Cambridgeshire County Council is today launching a campaign to increase the number of Shared Lives carers in Fenland and Huntingdon who can open up their home to those with a learning disability or an older person needing care and support.
The scheme provides an opportunity for someone to be part of the family and community of a Shared Lives carer who in turn offers friendship, support and care. Whether it is for a few hours a week, a short respite stay or a long-term live-in arrangement Shared Lives carers can still work while supporting an adult.
It is a paid caring role with a fixed tax free allowance of £10,000 per year plus an extra £250 for each person supported each week or part of a week.

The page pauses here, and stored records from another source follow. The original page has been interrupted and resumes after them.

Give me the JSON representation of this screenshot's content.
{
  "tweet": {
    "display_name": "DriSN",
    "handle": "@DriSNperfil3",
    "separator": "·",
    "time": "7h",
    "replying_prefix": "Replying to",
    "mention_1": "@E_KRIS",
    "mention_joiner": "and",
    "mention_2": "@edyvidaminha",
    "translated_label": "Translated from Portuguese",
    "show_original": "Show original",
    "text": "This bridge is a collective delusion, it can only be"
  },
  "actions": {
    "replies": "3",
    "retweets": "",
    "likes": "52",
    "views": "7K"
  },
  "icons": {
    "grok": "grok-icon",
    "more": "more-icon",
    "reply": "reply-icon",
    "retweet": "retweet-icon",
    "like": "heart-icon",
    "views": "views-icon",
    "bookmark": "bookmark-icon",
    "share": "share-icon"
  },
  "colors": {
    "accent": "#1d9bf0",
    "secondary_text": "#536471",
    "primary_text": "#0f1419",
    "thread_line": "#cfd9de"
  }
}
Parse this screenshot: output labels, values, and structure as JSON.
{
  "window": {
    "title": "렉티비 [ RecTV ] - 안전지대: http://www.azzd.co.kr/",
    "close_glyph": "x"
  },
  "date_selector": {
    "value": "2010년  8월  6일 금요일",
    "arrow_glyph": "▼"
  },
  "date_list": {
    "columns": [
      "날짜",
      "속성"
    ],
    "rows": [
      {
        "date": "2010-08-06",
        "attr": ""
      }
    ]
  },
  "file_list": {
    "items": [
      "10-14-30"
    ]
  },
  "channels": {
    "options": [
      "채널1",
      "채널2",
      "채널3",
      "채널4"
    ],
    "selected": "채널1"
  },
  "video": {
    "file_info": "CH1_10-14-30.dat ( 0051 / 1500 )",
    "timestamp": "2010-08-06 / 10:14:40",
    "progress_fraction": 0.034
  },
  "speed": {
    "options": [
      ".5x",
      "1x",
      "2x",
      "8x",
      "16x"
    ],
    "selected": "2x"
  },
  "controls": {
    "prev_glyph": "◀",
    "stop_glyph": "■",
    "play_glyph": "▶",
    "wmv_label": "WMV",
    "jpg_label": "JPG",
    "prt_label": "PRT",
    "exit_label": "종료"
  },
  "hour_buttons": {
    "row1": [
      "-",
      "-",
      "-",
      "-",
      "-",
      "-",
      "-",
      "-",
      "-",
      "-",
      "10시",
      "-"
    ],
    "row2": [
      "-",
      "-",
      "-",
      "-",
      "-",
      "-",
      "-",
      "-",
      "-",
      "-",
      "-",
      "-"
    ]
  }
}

Cllr Anna Bailey, Cambridgeshire County Council’s Adults Committee chairwoman, said: “We really want to recognise all the amazing Shared Lives carers that we have and the huge difference they make to people’s lives every day. Our carers come from all walks of life and do not need qualifications or experience, they just have to be over 18 with the right attitude and a willingness to truly share their lives with another person.
“We really need to increase the amount of Shared Lives carers we have in Huntingdon and Fenland but also across Cambridgeshire to cope with the ever increasing demand, so if you have a spare room and would like to change someone’s life by becoming a Shared Lives carer, please get in touch.”
Chris and Pam Dawe, who live near Welney, found being Shared Lives Carers was a natural progression having previously worked as foster carers.
“The scheme has been amazing for the young man that we care for,” they said. “With our support and the team behind us, he has been able to live a full and meaningful life. With our support and guidance he is now working part time and is a valuable part of the work team, well liked and respected by his colleagues.”
They added: “He is part of our family, we are part of his family. Shared Lives is a unique service which we are proud to be part of.”
Ruby and Steve Dunn, who live in March, became Shared Lives carers after retiring from a 30-year career in the pub trade. They said their new role has enriched their lives with “education, friendships and, purpose”.
“It’s a wonderful feeling knowing you can give this support to all involved, the family and the person needing the respite,” said Ruby. “We have had some amazing times, and made some lovely memories for ourselves and the person we are caring for. As for their family or carer they can feel safe in the knowledge that their loved ones are being well cared for while they have a well-deserved break.”